The Black Phone (a quick review)
It’s been a long time since I’ve seen a horror movie in the theaters. How long ago was that? The last one was The Woman in Black. Yep, I don’t get out much. So, when I got invited to see The Black Phone this past weekend, I figured “why not”. I’ve been hearing good things about it and the concept looked interesting.
Boy, am I glad I went.
The Black Phone is an indie film directed by Scott Derrickson (Sinister and Doctor Strange) that had a limited release in 2021 and finally got a wide release this year. The story takes place in 1978 and centers around a pair of siblings named Finney and Gwen Blake. Their small town lives in fear of an abductor called “The Grabber” who has been snatching young boys off the streets. The local police are frantic to find this kidnapper but there are no solid leads or clues indicating what happened to the victims.
One day, Finney is walking home alone when he is taken by The Grabber and thrown into a locked, soundproof basement. There’s seemingly no way to escape and very little inside the room except a mattress and a disconnected black phone mounted on the wall that The Grabber insists has never worked. However, the phone starts ringing when Finney is alone and the voices on the other end are not from this world.
Can I just say how happy I am to watch a self-contained, original film? With most movies being remakes, drawn out trilogies, or part of some “cinematic universe”, it’s nice to watch something new that doesn’t require homework to understand.
Supernatural horror is not a new concept but the way The Black Phone implements it is unique and woven in well with the serial killer plot. There are five ghosts that interact with the two child leads, who have inherited their deceased mother’s clairvoyance (though only Gwen is confirmed to have it). Finney must piece together the advice from ghosts give him in order to survive while Gwen must figure out what her dreams are trying to say so she can find him. Both kids are working with limited information and a limited time-frame which makes for some incredibly tense scenes. Some of Finney’s escape attempts had my heart pounding out of my chest.
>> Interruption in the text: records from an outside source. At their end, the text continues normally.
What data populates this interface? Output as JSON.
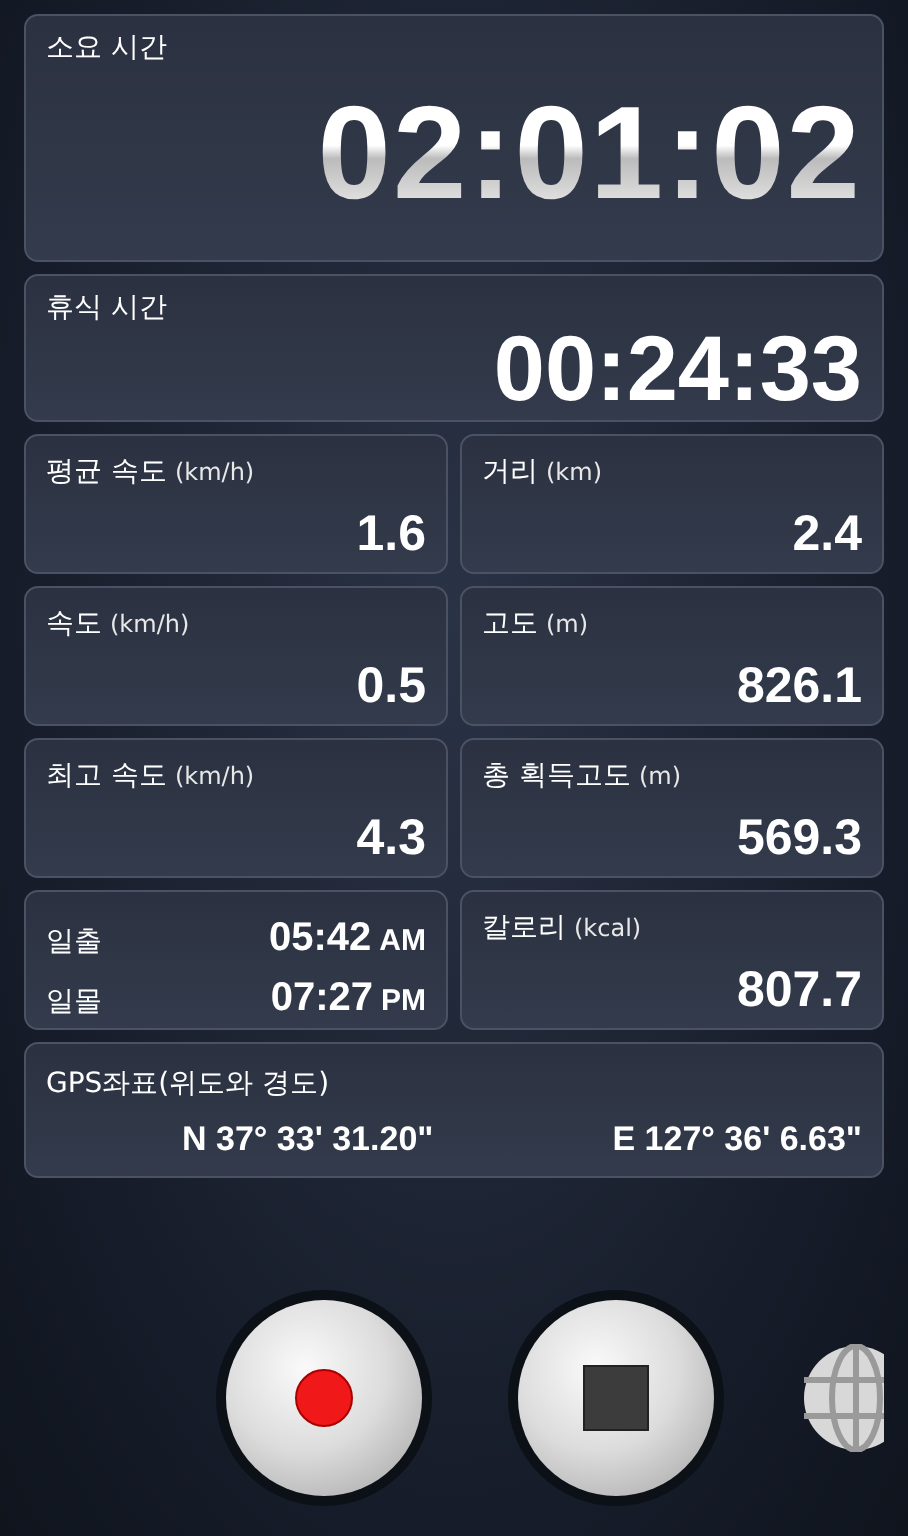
{
  "elapsed": {
    "label": "소요 시간",
    "value": "02:01:02"
  },
  "rest": {
    "label": "휴식 시간",
    "value": "00:24:33"
  },
  "stats": [
    {
      "label": "평균 속도",
      "unit": "(km/h)",
      "value": "1.6"
    },
    {
      "label": "거리",
      "unit": "(km)",
      "value": "2.4"
    },
    {
      "label": "속도",
      "unit": "(km/h)",
      "value": "0.5"
    },
    {
      "label": "고도",
      "unit": "(m)",
      "value": "826.1"
    },
    {
      "label": "최고 속도",
      "unit": "(km/h)",
      "value": "4.3"
    },
    {
      "label": "총 획득고도",
      "unit": "(m)",
      "value": "569.3"
    }
  ],
  "sun": [
    {
      "label": "일출",
      "time": "05:42",
      "ampm": "AM"
    },
    {
      "label": "일몰",
      "time": "07:27",
      "ampm": "PM"
    }
  ],
  "calories": {
    "label": "칼로리",
    "unit": "(kcal)",
    "value": "807.7"
  },
  "gps": {
    "label": "GPS좌표(위도와 경도)",
    "lat": "N 37° 33' 31.20\"",
    "lon": "E 127° 36' 6.63\""
  },
  "controls": [
    {
      "kind": "record"
    },
    {
      "kind": "stop"
    },
    {
      "kind": "globe"
    }
  ]
}
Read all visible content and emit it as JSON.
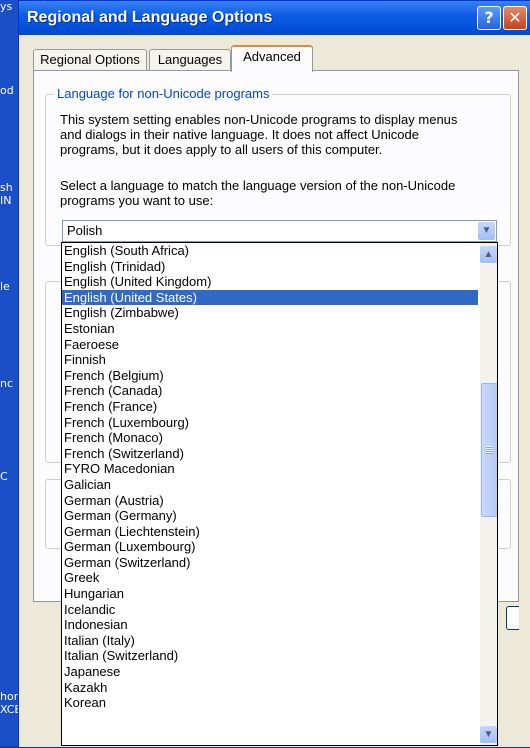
{
  "window": {
    "title": "Regional and Language Options",
    "help_label": "?",
    "close_label": "✕"
  },
  "tabs": [
    {
      "label": "Regional Options"
    },
    {
      "label": "Languages"
    },
    {
      "label": "Advanced"
    }
  ],
  "non_unicode": {
    "group_title": "Language for non-Unicode programs",
    "description_lines": [
      "This system setting enables non-Unicode programs to display menus",
      "and dialogs in their native language. It does not affect Unicode",
      "programs, but it does apply to all users of this computer."
    ],
    "prompt_lines": [
      "Select a language to match the language version of the non-Unicode",
      "programs you want to use:"
    ],
    "selected_value": "Polish"
  },
  "language_list": {
    "highlighted": "English (United States)",
    "items": [
      "English (South Africa)",
      "English (Trinidad)",
      "English (United Kingdom)",
      "English (United States)",
      "English (Zimbabwe)",
      "Estonian",
      "Faeroese",
      "Finnish",
      "French (Belgium)",
      "French (Canada)",
      "French (France)",
      "French (Luxembourg)",
      "French (Monaco)",
      "French (Switzerland)",
      "FYRO Macedonian",
      "Galician",
      "German (Austria)",
      "German (Germany)",
      "German (Liechtenstein)",
      "German (Luxembourg)",
      "German (Switzerland)",
      "Greek",
      "Hungarian",
      "Icelandic",
      "Indonesian",
      "Italian (Italy)",
      "Italian (Switzerland)",
      "Japanese",
      "Kazakh",
      "Korean"
    ]
  },
  "desktop": {
    "fragments": [
      "ys",
      "od",
      "sh",
      "IN",
      "le",
      "nc",
      "C"
    ],
    "excel_label_1": "hortcut t",
    "excel_label_2": "XCEL.EX"
  },
  "colors": {
    "titlebar": "#0a5ce4",
    "selection": "#316ac5",
    "group_title": "#0046d5",
    "active_tab_accent": "#e68b2c"
  }
}
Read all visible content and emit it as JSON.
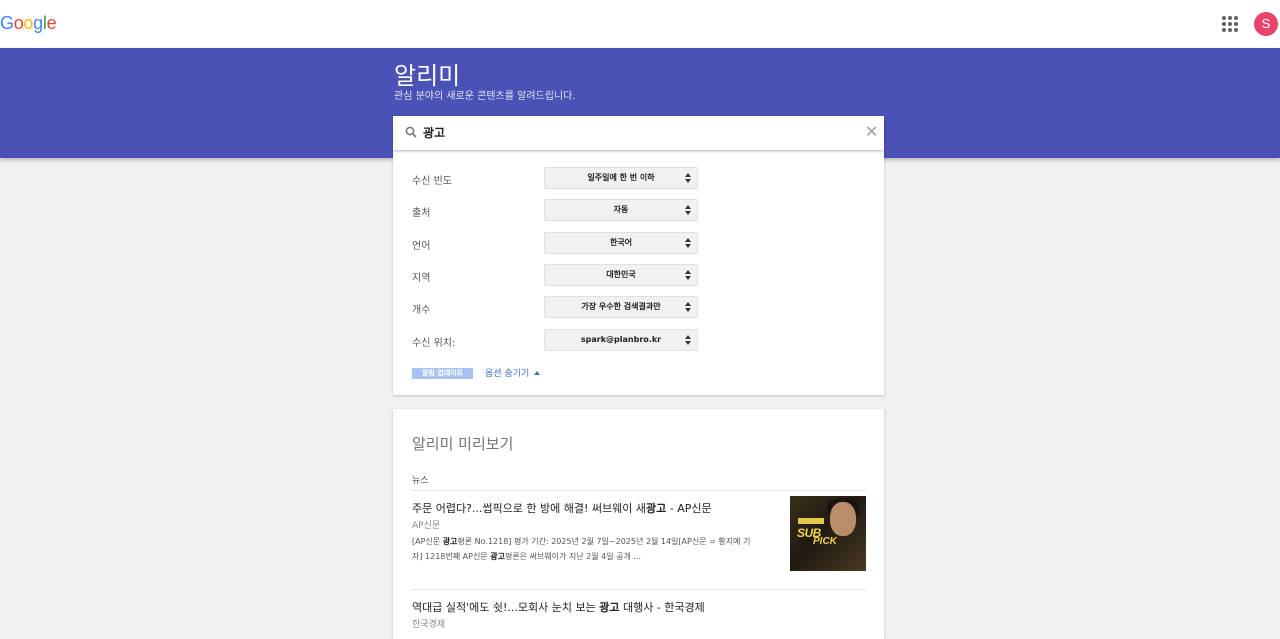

Then we get to The Grabber himself. I’ve seen some people online complain that he doesn’t get much screen time and that we don’t know much about him. Personally, I liked this. Too many movies in general try to overexplain things to the point where all the mystery/excitement is sucked away. In my opinion, The Grabber’s lack of appearances adds to the scare factor because you have no idea what his goal is or what will trigger him. It’s like how you rarely saw Buffalo Bill in Silence of the Lambs, but his mere existence fills you with dread and when you do see him, you’re on the edge of your seat trying to figure him out. Plus, I think there’s plenty of implied details for us to get the full picture (most likely abused by his father, for example).
A few other things I’ve heard people complain about is the few humorous moments and the ending. I like the bits of humor because it provided a little breather between scares and added to the authenticity. As for the ending, while I can see why horror fans wouldn’t be too thrilled about it, I was just happy the film didn’t do that one annoying “subvert expectations” twist ending. You know, the one that half of horror films use because they think it’s clever, but it’s actually a clichéd trope that fans got sick of it twenty years ago. Yeah, that one.
Plus, after all the really depressing s*** that the characters go through, I thought the ending was deserved if a bit corny.
So, if you’re looking for a good, original horror film to take your date on so they’ll cling to your arm while you both munch on popcorn, I highly recommend The Black Phone. It’s a truly creepy romp that will stick with you, especially just before you go to sleep for the night.